The effects of regular long work hours on our health are wide-ranging. Researchers have found that working long hours is linked with a variety of health issues, including increased risks of stroke, heart disease, diabetes, and abnormal heart rhythms.

And it’s not just physical effects. Regularly working long hours results in poor work-life balance, leading to lower job satisfaction and performance, as well as lower satisfaction with life and personal relationships.

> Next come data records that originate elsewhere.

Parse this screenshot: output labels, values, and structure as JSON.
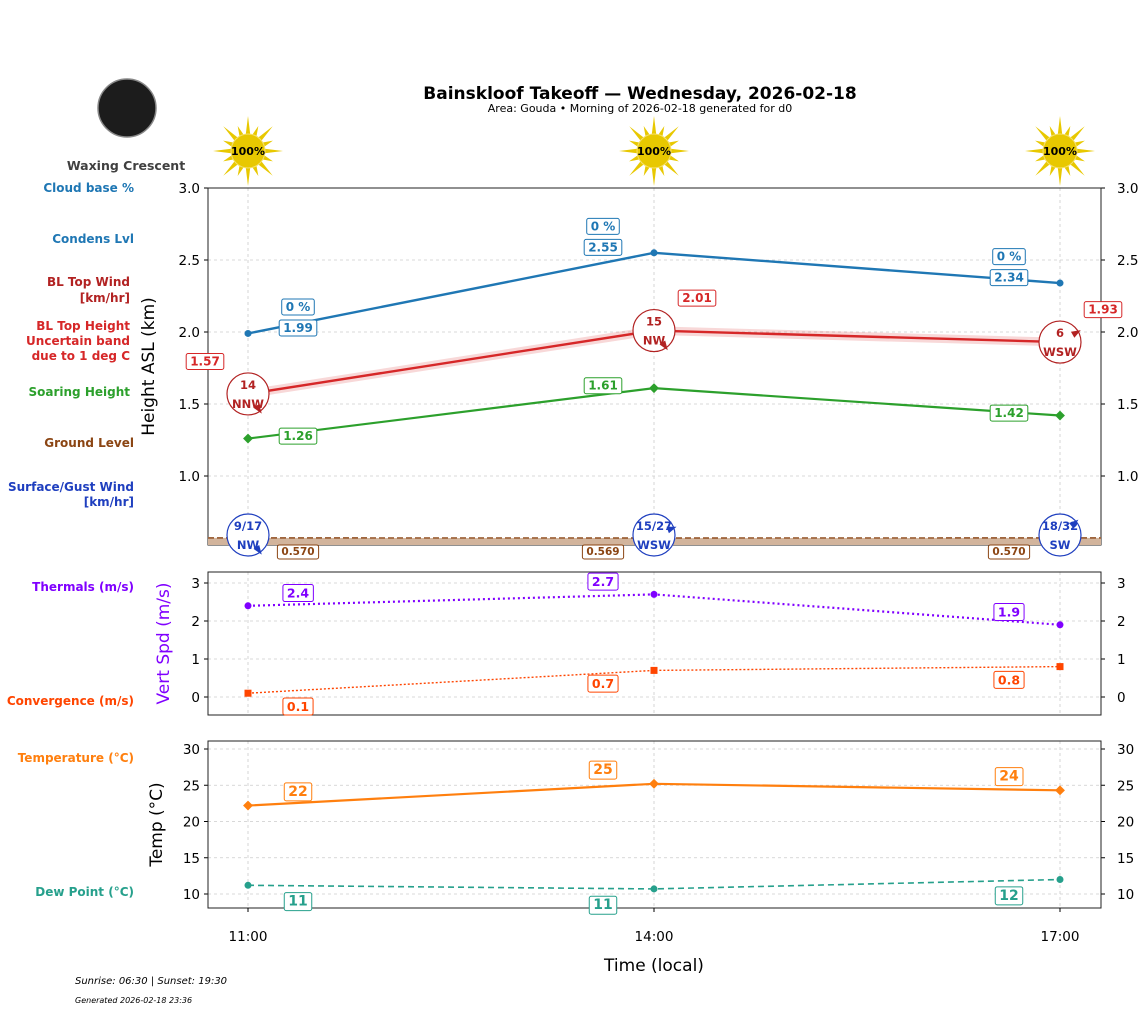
{
  "title": "Bainskloof Takeoff — Wednesday, 2026-02-18",
  "subtitle": "Area: Gouda • Morning of 2026-02-18 generated for d0",
  "moon_phase": "Waxing Crescent",
  "footer": {
    "sun_times": "Sunrise: 06:30 | Sunset: 19:30",
    "generated": "Generated 2026-02-18 23:36"
  },
  "colors": {
    "condens": "#1f77b4",
    "bl_top": "#d62728",
    "bl_wind": "#b22222",
    "soaring": "#2ca02c",
    "ground": "#8b4513",
    "surface_wind": "#1f3fbf",
    "thermals": "#8000ff",
    "convergence": "#ff4500",
    "temperature": "#ff7f0e",
    "dew_point": "#26a08c",
    "sun": "#e8c800"
  },
  "side_labels": {
    "cloud_base": "Cloud base %",
    "condens": "Condens Lvl",
    "bl_wind_1": "BL Top Wind",
    "bl_wind_2": "[km/hr]",
    "bl_top_1": "BL Top Height",
    "bl_top_2": "Uncertain band",
    "bl_top_3": "due to 1 deg C",
    "soaring": "Soaring Height",
    "ground": "Ground Level",
    "surface_1": "Surface/Gust Wind",
    "surface_2": "[km/hr]",
    "thermals": "Thermals (m/s)",
    "convergence": "Convergence (m/s)",
    "temperature": "Temperature (°C)",
    "dew_point": "Dew Point (°C)"
  },
  "chart_data": [
    {
      "type": "line",
      "ylabel": "Height ASL (km)",
      "ylim": [
        0.52,
        3.0
      ],
      "yticks": [
        "1.0",
        "1.5",
        "2.0",
        "2.5",
        "3.0"
      ],
      "grid": true,
      "x": [
        "11:00",
        "14:00",
        "17:00"
      ],
      "sun_cover": [
        "100%",
        "100%",
        "100%"
      ],
      "series": [
        {
          "key": "condens",
          "values": [
            1.99,
            2.55,
            2.34
          ],
          "labels": [
            "1.99",
            "2.55",
            "2.34"
          ],
          "cloud_pct": [
            "0 %",
            "0 %",
            "0 %"
          ]
        },
        {
          "key": "bl_top",
          "values": [
            1.57,
            2.01,
            1.93
          ],
          "labels": [
            "1.57",
            "2.01",
            "1.93"
          ],
          "band": 0.03
        },
        {
          "key": "soaring",
          "values": [
            1.26,
            1.61,
            1.42
          ],
          "labels": [
            "1.26",
            "1.61",
            "1.42"
          ]
        },
        {
          "key": "ground",
          "values": [
            0.57,
            0.569,
            0.57
          ],
          "labels": [
            "0.570",
            "0.569",
            "0.570"
          ]
        }
      ],
      "bl_wind": [
        {
          "speed": "14",
          "dir": "NNW"
        },
        {
          "speed": "15",
          "dir": "NW"
        },
        {
          "speed": "6",
          "dir": "WSW"
        }
      ],
      "surface_wind": [
        {
          "speed": "9/17",
          "dir": "NW"
        },
        {
          "speed": "15/27",
          "dir": "WSW"
        },
        {
          "speed": "18/32",
          "dir": "SW"
        }
      ]
    },
    {
      "type": "line",
      "ylabel": "Vert Spd (m/s)",
      "ylim": [
        -0.47,
        3.29
      ],
      "yticks": [
        "0",
        "1",
        "2",
        "3"
      ],
      "grid": true,
      "x": [
        "11:00",
        "14:00",
        "17:00"
      ],
      "series": [
        {
          "key": "thermals",
          "values": [
            2.4,
            2.7,
            1.9
          ],
          "labels": [
            "2.4",
            "2.7",
            "1.9"
          ]
        },
        {
          "key": "convergence",
          "values": [
            0.1,
            0.7,
            0.8
          ],
          "labels": [
            "0.1",
            "0.7",
            "0.8"
          ]
        }
      ]
    },
    {
      "type": "line",
      "ylabel": "Temp (°C)",
      "xlabel": "Time (local)",
      "ylim": [
        8.1,
        31.1
      ],
      "yticks": [
        "10",
        "15",
        "20",
        "25",
        "30"
      ],
      "xticks": [
        "11:00",
        "14:00",
        "17:00"
      ],
      "grid": true,
      "x": [
        "11:00",
        "14:00",
        "17:00"
      ],
      "series": [
        {
          "key": "temperature",
          "values": [
            22.2,
            25.2,
            24.3
          ],
          "labels": [
            "22",
            "25",
            "24"
          ]
        },
        {
          "key": "dew_point",
          "values": [
            11.2,
            10.7,
            12.0
          ],
          "labels": [
            "11",
            "11",
            "12"
          ]
        }
      ]
    }
  ]
}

And it’s counterproductive for companies. Overworked employees are less productive than well-rested workers. They’re less engaged at work and more likely to leave. Employee burnout costs the global economy an estimated $300bn a year in sick days and lost productivity.

We need to rethink how we work in the digital age
Organizations are currently spending significant sums on digital transformation, but a far more impactful change would be to rethink the way we work, not just the tools we use to work.

We are now working more hours than factory workers did over one hundred years ago, which will cause long-lasting damage to the physical and mental health of workers. It’s time to rethink how we are working in the digital age; ensuring people can do their best work and live their best lives simultaneously.